Je vais vous parler dans cet article du processus de différenciation à l’œuvre dans les couples…

La différenciation, c’est quoi ? Est-ce une séparation du couple ?

Je suis très fréquemment interrogée sur la question de la différenciation dans les couples. J’accompagne souvent ce processus que l’on ne doit pas forcément confondre avec un désir de séparation bien que cela en prenne parfois la forme. En tant que thérapeute du couple, je suis confrontée à cette problématique qui a un écho avec ce que j’ai pu vivre, peu ou prou, dans mes histoires de famille et/ ou de couple…

 

Faire couple, ça serait faire du nous, faire ensemble. Mais pas seulement !
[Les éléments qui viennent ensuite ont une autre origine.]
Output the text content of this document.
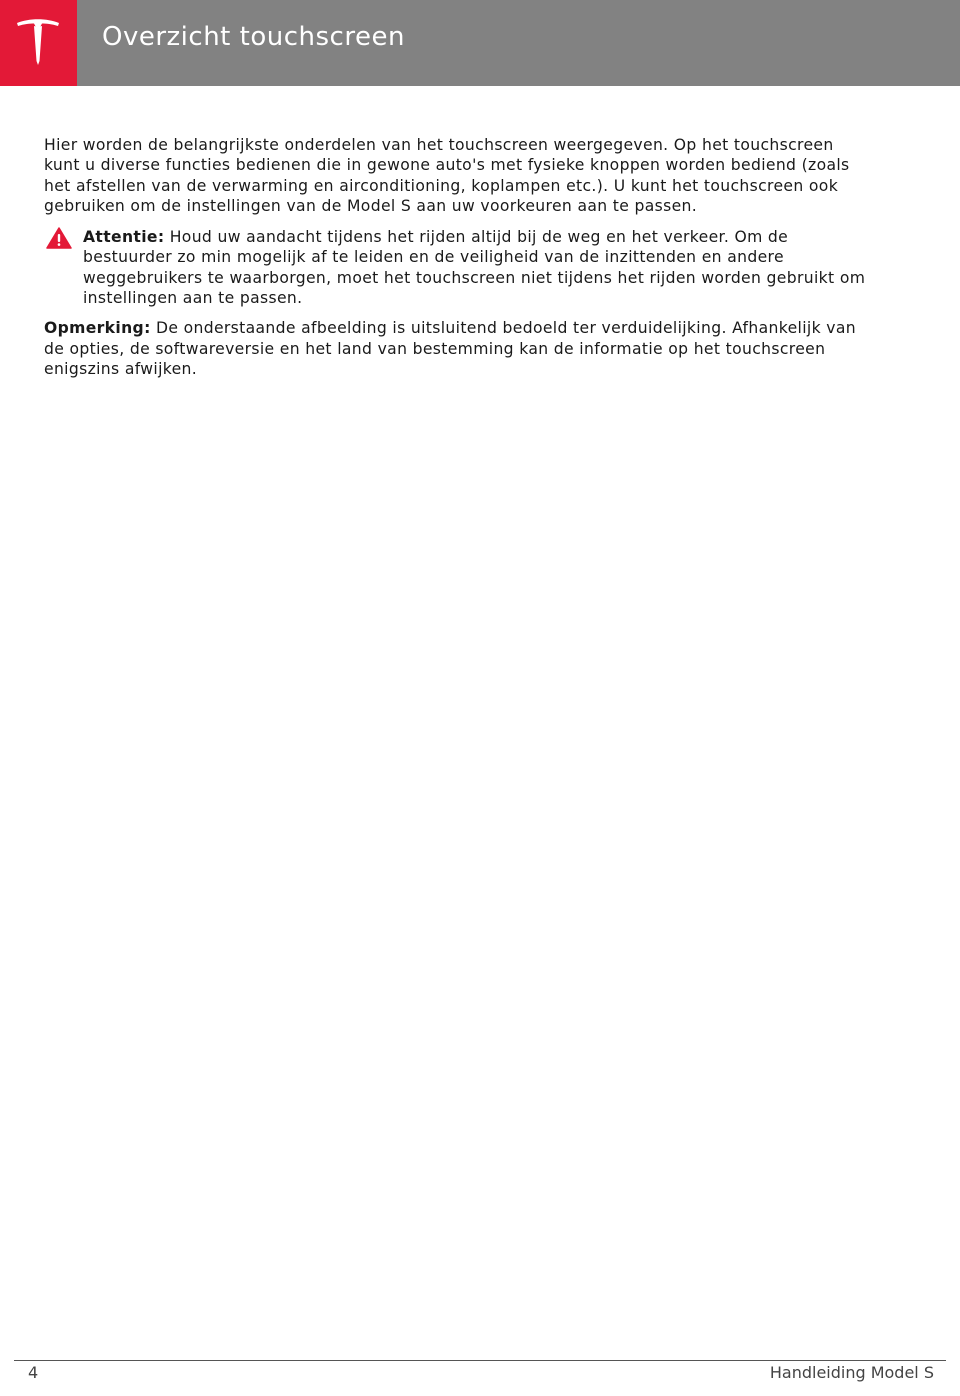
Overzicht touchscreen

Hier worden de belangrijkste onderdelen van het touchscreen weergegeven. Op het touchscreen kunt u diverse functies bedienen die in gewone auto's met fysieke knoppen worden bediend (zoals het afstellen van de verwarming en airconditioning, koplampen etc.). U kunt het touchscreen ook gebruiken om de instellingen van de Model S aan uw voorkeuren aan te passen.

Attentie: Houd uw aandacht tijdens het rijden altijd bij de weg en het verkeer. Om de bestuurder zo min mogelijk af te leiden en de veiligheid van de inzittenden en andere weggebruikers te waarborgen, moet het touchscreen niet tijdens het rijden worden gebruikt om instellingen aan te passen.

Opmerking: De onderstaande afbeelding is uitsluitend bedoeld ter verduidelijking. Afhankelijk van de opties, de softwareversie en het land van bestemming kan de informatie op het touchscreen enigszins afwijken.

4	Handleiding Model S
Il arrive un moment au sein du couple de l’irruption de la différence.

Car le couple est en mouvement, sinon il est figé et devient malade.

Jean Paul et Anne Sauzède, dans leur livre pour les thérapeutes du couple et les professionnels de l’accompagnement « Pratiquer la thérapie du couple », évoquent le couple et sa manière de respirer, entre inspir et expir, entre des moments autour de son couple et pour son couple et d’autres moments où les deux partenaires, ou parfois juste un seul, cherchent à se différencier… Mouvements et désirs centrifuges qui alternent avec des mouvements centripètes…

 

Le couple qui a besoin de se distancier à un moment de sa vie, a eu au départ, comme tout couple qui se rencontre et se découvre, une période de proximité, appelée parfois fusionnelle, plus ou moins longue. ( statistiquement : 1 an, 3 ans, 7 ans…)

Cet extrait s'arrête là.